Tests if the given point is inside of self transformed by m.

impl RayCast for Voxels

fn cast_local_ray_and_get_normal( &self, ray: &Ray, max_time_of_impact: f32, solid: bool, ) -> Option<RayIntersection>

Computes the time of impact, and normal between this transformed shape and a ray.

fn cast_local_ray( &self, ray: &Ray, max_time_of_impact: f32, solid: bool, ) -> Option<f32>

Computes the time of impact between this transform shape and a ray.

fn intersects_local_ray(&self, ray: &Ray, max_time_of_impact: f32) -> bool

Tests whether a ray intersects this transformed shape.

fn cast_ray( &self, m: &Isometry<f32>, ray: &Ray, max_time_of_impact: f32, solid: bool, ) -> Option<f32>

Computes the time of impact between this transform shape and a ray.
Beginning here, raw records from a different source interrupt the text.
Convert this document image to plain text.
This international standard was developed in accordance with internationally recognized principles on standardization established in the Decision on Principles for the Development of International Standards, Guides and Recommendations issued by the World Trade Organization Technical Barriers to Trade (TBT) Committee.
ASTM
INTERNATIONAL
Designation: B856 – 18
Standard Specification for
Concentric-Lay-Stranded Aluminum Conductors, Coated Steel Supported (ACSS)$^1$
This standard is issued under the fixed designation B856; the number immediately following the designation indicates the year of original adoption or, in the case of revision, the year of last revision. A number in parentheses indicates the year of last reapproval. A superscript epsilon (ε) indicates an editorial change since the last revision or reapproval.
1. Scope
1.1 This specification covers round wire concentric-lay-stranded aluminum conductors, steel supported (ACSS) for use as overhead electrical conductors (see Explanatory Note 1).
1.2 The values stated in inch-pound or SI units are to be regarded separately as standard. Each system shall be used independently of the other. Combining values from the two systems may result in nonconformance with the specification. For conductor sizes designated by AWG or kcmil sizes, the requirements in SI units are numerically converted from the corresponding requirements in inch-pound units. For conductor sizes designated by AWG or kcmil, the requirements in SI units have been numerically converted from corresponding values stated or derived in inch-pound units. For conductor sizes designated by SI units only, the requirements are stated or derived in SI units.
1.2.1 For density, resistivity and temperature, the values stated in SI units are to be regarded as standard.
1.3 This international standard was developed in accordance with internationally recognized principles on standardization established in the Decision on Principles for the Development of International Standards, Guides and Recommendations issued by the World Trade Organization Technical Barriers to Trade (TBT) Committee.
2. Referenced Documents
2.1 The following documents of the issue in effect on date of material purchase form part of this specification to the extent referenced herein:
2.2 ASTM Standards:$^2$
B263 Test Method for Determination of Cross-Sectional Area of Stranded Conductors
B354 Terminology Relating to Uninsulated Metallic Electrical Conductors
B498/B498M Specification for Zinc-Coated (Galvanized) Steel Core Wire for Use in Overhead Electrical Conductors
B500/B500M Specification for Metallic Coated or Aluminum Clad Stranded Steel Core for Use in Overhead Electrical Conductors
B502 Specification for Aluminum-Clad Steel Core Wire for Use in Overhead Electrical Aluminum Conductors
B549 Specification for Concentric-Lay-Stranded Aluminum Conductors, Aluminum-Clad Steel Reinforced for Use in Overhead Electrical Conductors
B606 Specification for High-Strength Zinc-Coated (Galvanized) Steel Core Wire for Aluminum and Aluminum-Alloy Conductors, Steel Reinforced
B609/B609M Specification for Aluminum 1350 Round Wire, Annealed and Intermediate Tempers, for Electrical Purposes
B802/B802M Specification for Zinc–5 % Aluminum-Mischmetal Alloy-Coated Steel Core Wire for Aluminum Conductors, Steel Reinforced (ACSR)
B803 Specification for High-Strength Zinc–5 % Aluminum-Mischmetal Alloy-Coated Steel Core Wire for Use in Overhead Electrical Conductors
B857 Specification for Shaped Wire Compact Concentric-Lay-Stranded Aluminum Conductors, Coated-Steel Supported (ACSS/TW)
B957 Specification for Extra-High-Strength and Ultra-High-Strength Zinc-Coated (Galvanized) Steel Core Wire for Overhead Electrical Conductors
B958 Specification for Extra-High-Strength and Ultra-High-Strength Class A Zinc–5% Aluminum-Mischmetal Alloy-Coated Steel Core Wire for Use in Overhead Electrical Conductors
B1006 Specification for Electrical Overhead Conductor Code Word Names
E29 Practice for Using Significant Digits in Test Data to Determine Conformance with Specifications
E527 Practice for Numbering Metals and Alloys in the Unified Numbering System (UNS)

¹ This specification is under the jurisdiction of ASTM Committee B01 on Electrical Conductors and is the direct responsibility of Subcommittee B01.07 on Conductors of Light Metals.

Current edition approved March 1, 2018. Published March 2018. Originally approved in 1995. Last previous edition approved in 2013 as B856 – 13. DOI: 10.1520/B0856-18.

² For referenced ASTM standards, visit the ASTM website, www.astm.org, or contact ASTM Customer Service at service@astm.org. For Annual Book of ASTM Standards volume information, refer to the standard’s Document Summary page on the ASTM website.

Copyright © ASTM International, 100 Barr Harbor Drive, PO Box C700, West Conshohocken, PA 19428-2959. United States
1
fn cast_ray_and_get_normal( &self, m: &Isometry<f32>, ray: &Ray, max_time_of_impact: f32, solid: bool, ) -> Option<RayIntersection>

Computes the time of impact, and normal between this transformed shape and a ray.
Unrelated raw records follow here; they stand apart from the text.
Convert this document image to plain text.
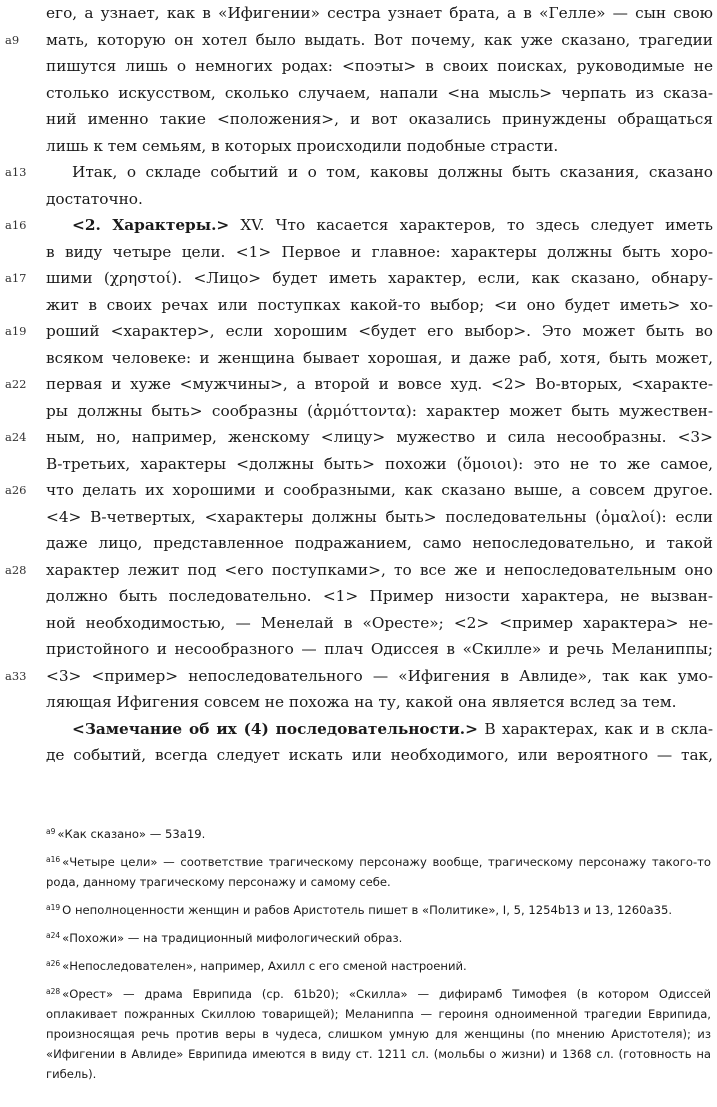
его, а узнает, как в «Ифигении» сестра узнает брата, а в «Гелле» — сын свою
мать, которую он хотел было выдать. Вот почему, как уже сказано, трагедии
пишутся лишь о немногих родах: <поэты> в своих поисках, руководимые не
столько искусством, сколько случаем, напали <на мысль> черпать из сказа-
ний именно такие <положения>, и вот оказались принуждены обращаться
лишь к тем семьям, в которых происходили подобные страсти.
Итак, о складе событий и о том, каковы должны быть сказания, сказано
достаточно.
<2. Характеры.> XV. Что касается характеров, то здесь следует иметь
в виду четыре цели. <1> Первое и главное: характеры должны быть хоро-
шими (χρηστοί). <Лицо> будет иметь характер, если, как сказано, обнару-
жит в своих речах или поступках какой-то выбор; <и оно будет иметь> хо-
роший <характер>, если хорошим <будет его выбор>. Это может быть во
всяком человеке: и женщина бывает хорошая, и даже раб, хотя, быть может,
первая и хуже <мужчины>, а второй и вовсе худ. <2> Во-вторых, <характе-
ры должны быть> сообразны (ἁρμόττοντα): характер может быть мужествен-
ным, но, например, женскому <лицу> мужество и сила несообразны. <3>
В-третьих, характеры <должны быть> похожи (ὅμοιοι): это не то же самое,
что делать их хорошими и сообразными, как сказано выше, а совсем другое.
<4> В-четвертых, <характеры должны быть> последовательны (ὁμαλοί): если
даже лицо, представленное подражанием, само непоследовательно, и такой
характер лежит под <его поступками>, то все же и непоследовательным оно
должно быть последовательно. <1> Пример низости характера, не вызван-
ной необходимостью, — Менелай в «Оресте»; <2> <пример характера> не-
пристойного и несообразного — плач Одиссея в «Скилле» и речь Меланиппы;
<3> <пример> непоследовательного — «Ифигения в Авлиде», так как умо-
ляющая Ифигения совсем не похожа на ту, какой она является вслед за тем.
<Замечание об их (4) последовательности.> В характерах, как и в скла-
де событий, всегда следует искать или необходимого, или вероятного — так,
a9
a13
a16
a17
a19
a22
a24
a26
a28
a33
$^{a9}$ «Как сказано» — 53а19.
$^{a16}$ «Четыре цели» — соответствие трагическому персонажу вообще, трагическому персонажу такого-то рода, данному трагическому персонажу и самому себе.
$^{a19}$ О неполноценности женщин и рабов Аристотель пишет в «Политике», I, 5, 1254b13 и 13, 1260а35.
$^{a24}$ «Похожи» — на традиционный мифологический образ.
$^{a26}$ «Непоследователен», например, Ахилл с его сменой настроений.
$^{a28}$ «Орест» — драма Еврипида (ср. 61b20); «Скилла» — дифирамб Тимофея (в котором Одиссей оплакивает пожранных Скиллою товарищей); Меланиппа — героиня одноименной трагедии Еврипида, произносящая речь против веры в чудеса, слишком умную для женщины (по мнению Аристотеля); из «Ифигении в Авлиде» Еврипида имеются в виду ст. 1211 сл. (мольбы о жизни) и 1368 сл. (готовность на гибель).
fn intersects_ray( &self, m: &Isometry<f32>, ray: &Ray, max_time_of_impact: f32, ) -> bool

Tests whether a ray intersects this transformed shape.

impl Shape for Voxels

fn compute_local_aabb(&self) -> Aabb

Computes the Aabb of this shape.

fn compute_local_bounding_sphere(&self) -> BoundingSphere

Computes the bounding-sphere of this shape.

fn clone_dyn(&self) -> Box<dyn Shape>

Clones this shape into a boxed trait-object.

fn scale_dyn( &self, _scale: &Vector<f32>, _num_subdivisions: u32, ) -> Option<Box<dyn Shape>>

Scales this shape by scale into a boxed trait-object.

fn mass_properties(&self, _density: f32) -> MassProperties

Compute the mass-properties of this shape given its uniform density.

fn shape_type(&self) -> ShapeType

Gets the type tag of this shape.

fn as_typed_shape(&self) -> TypedShape<'_>

Gets the underlying shape as an enum.

fn ccd_thickness(&self) -> f32

fn ccd_angular_thickness(&self) -> f32

fn clone_box(&self) -> Box<dyn Shape>

👎Deprecated: renamed to clone_dyn

Clones this shape into a boxed trait-object.

fn compute_aabb(&self, position: &Isometry<f32>) -> Aabb

Computes the Aabb of this shape with the given position.

fn compute_bounding_sphere(&self, position: &Isometry<f32>) -> BoundingSphere

Computes the bounding-sphere of this shape with the given position.

fn is_convex(&self) -> bool

Is this shape known to be convex?

fn as_support_map(&self) -> Option<&dyn SupportMap>

Converts this shape into its support mapping, if it has one.

fn as_composite_shape(&self) -> Option<&dyn SimdCompositeShape>

fn as_polygonal_feature_map(&self) -> Option<(&dyn PolygonalFeatureMap, f32)>

Converts this shape to a polygonal feature-map, if it is one.

fn feature_normal_at_point( &self, _feature: FeatureId, _point: &Point<f32>, ) -> Option<Unit<Vector<f32>>>

The shape’s normal at the given point located on a specific feature.

fn compute_swept_aabb( &self, start_pos: &Isometry<f32>, end_pos: &Isometry<f32>, ) -> Aabb

Computes the swept Aabb of this shape, i.e., the space it would occupy by moving from the given start position to the given end position.